2. **Setting a custom download path when initializing the dataset:** You can specify a different download directory when initializing the dataset loader using the `data_home` parameter. This allows you to download the dataset directly to a desired location, such as a mounted Google Drive folder.

In [None]:
from google.colab import drive
drive.mount('/content/drive')

# Replace the <dataset_name> to name of the dataset you downloaded.
import mirdata
dataset = mirdata.initialize('<dataset_name>', data_home='/content/drive/MyDrive/<Folder_Name>')
dataset.download() # Dataset will be downloaded to `data_home` directory.
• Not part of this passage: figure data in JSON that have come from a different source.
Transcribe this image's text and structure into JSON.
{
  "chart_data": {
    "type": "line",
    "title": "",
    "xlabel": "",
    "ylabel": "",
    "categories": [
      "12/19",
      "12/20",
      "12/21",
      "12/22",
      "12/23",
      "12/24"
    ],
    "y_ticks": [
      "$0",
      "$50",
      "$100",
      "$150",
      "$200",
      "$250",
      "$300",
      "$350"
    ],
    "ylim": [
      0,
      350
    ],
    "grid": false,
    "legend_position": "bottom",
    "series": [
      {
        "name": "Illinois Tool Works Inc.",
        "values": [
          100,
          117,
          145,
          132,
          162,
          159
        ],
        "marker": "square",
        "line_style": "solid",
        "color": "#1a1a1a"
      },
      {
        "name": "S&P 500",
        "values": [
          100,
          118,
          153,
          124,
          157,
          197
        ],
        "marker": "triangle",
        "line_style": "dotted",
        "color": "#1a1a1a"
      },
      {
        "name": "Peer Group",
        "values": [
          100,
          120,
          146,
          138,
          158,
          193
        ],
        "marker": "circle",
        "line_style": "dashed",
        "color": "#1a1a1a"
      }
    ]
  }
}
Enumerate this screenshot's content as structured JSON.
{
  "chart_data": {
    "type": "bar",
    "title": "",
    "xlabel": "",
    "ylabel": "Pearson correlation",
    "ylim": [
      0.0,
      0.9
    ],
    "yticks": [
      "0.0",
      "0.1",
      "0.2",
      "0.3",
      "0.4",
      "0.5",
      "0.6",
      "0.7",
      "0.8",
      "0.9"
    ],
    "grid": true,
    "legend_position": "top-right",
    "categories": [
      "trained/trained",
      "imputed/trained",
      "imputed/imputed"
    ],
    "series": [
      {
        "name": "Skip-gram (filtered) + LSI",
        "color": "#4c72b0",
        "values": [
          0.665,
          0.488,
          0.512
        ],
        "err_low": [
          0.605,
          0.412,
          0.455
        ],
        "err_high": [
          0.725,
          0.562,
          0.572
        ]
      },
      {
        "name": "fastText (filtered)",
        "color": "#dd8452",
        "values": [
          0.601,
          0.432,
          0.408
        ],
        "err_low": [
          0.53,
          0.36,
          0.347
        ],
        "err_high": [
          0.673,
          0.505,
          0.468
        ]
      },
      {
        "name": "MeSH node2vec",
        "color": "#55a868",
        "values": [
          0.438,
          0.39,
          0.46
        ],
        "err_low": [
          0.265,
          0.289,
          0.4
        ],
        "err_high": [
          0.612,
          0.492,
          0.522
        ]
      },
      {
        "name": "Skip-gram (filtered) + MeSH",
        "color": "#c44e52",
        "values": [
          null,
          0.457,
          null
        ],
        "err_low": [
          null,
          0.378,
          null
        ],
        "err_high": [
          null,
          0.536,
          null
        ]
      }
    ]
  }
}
3. **Accessing a dataset downloaded outside of Google Colab:** If you have already downloaded a dataset locally, you can upload it to your Google Drive or directly to the Colab environment and then initialize the `mirdata` loader with the path to the dataset directory using the `data_home` parameter.

## Validate the dataset

Using the method `validate()`, we can check if the files in the local version are the same than the available canonical version, and the files were downloaded correctly (none of them are corrupted).

In [6]:
dataset.validate()

100%|██████████| 1/1 [00:00<00:00, 2732.45it/s]
100%|██████████| 64/64 [00:01<00:00, 47.20it/s]


({'metadata': {}, 'tracks': {}}, {'metadata': {}, 'tracks': {}})

Now you are ready to use mirdata in Google Colab! You can explore more examples from the mirdata usage examples in the documentation to learn about different datasets and tasks, and then apply these techniques and insights to your own music information retrieval projects.